StackHawk is adding Business Logic Testing (BLT) to its AppSec offerings. StackHawk’s BLT automates the detection of critical authorization flaws that account for 34% of security breaches.

Business logic flaws, such as broken object level authorization (BOLA) and broken function level authorization (BFLA), are top application security concerns that Stackhawk’s new BLT solution directly addresses. Identifying these flaws requires testing running applications with multiple users simultaneously, functionality that SAST and legacy DAST tools fundamentally lack.

Manual penetration testing has been the only option for AppSec teams, consuming valuable budget and internal team time that doesn’t scale with modern development velocity.

Key features of StackHawk Business Logic Testing:

• Multi-user role testing: Allows detection of BOLA and BFLA vulnerabilities by configuring multiple user profiles to evaluate both horizontal authorization (User A accessing User B’s data) and vertical authorization (regular users performing admin functions).
• Context-aware test orchestration: Automatically generates intelligent test sequences from OpenAPI specifications, coordinating requests across user profiles to test whether authorization boundaries hold—no manual configuration of test flows required.
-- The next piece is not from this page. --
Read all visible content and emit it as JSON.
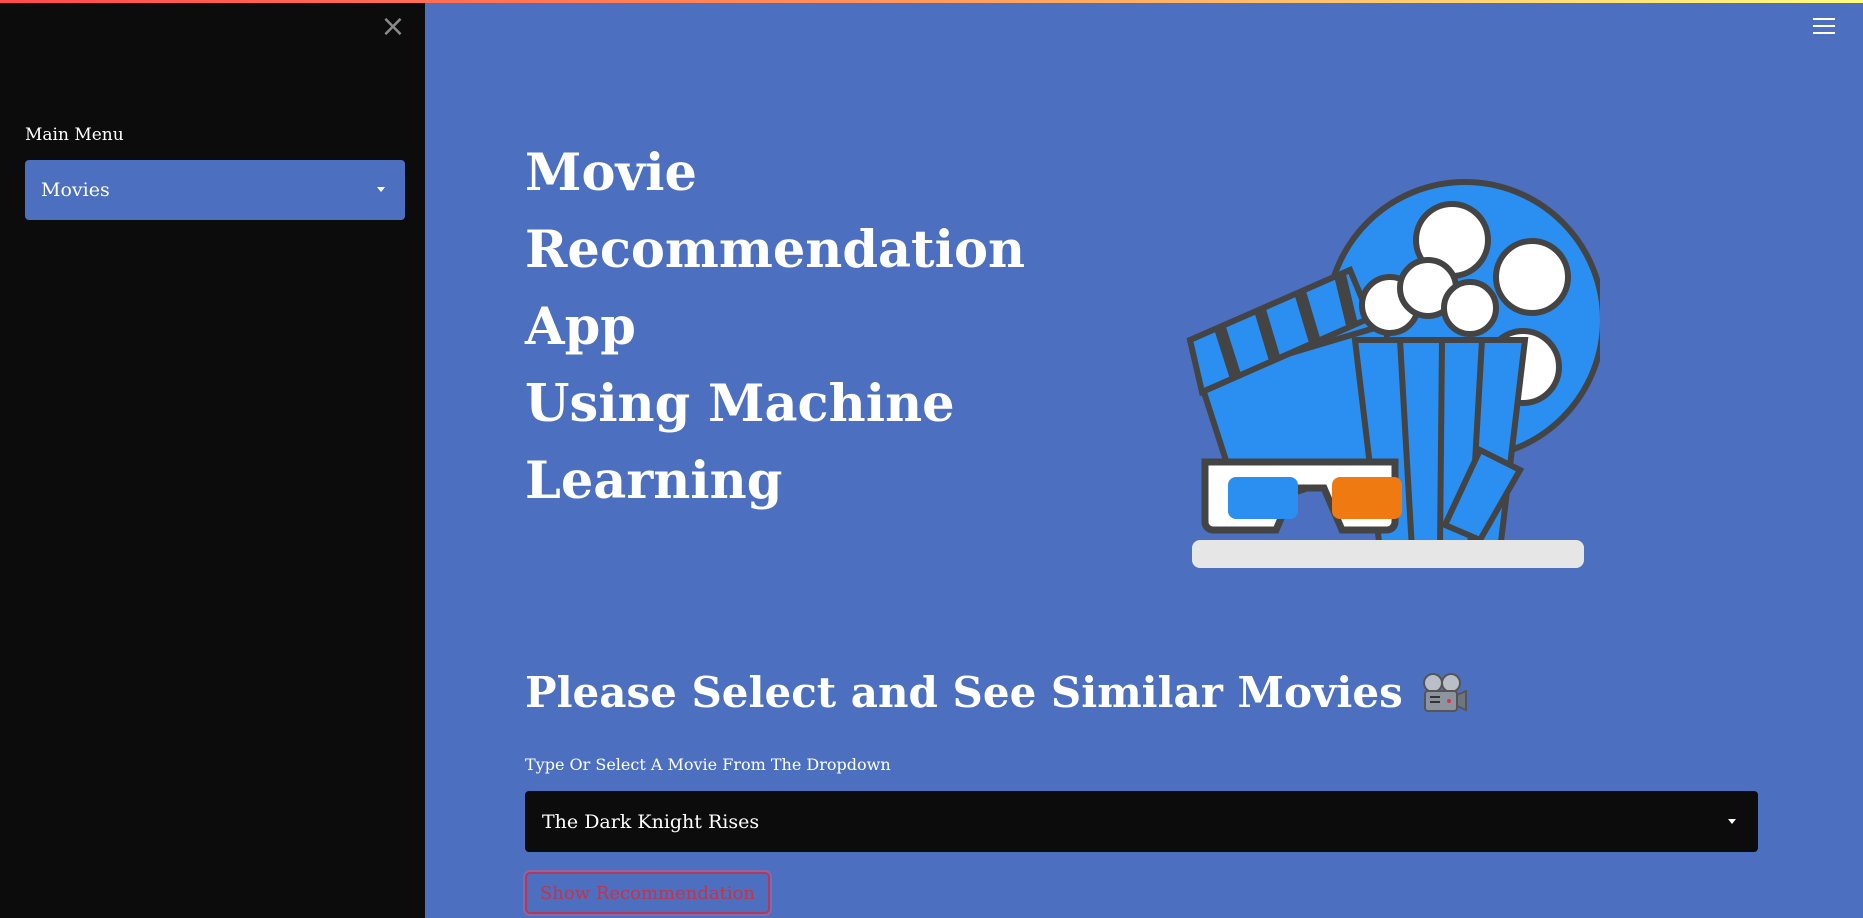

StackHawk understands how your APIs relate: what order endpoints should be called, what data from one response feeds into the next request, and how to generate contextually appropriate test data.
• Transparent test sequences: Visualized test sequence evidence in the StackHawk platform provides a comprehensive view of which roles were exercised, which parameters were extracted and injected, and the exact chain of steps leading to each discovered business logic flaw.

“Authorization testing has been notoriously difficult to automate because it requires orchestrating multiple user sessions and understanding complex API relationships,” said Scott Gerlach, CSO of StackHawk.

“This is why most organizations still rely on manual pentesting which is expensive and time consuming. But now teams can use StackHawk’s BLT solution to automatically run multi-user tests and leverage context-aware orchestration to find business logic flaws,” Gerlach concluded.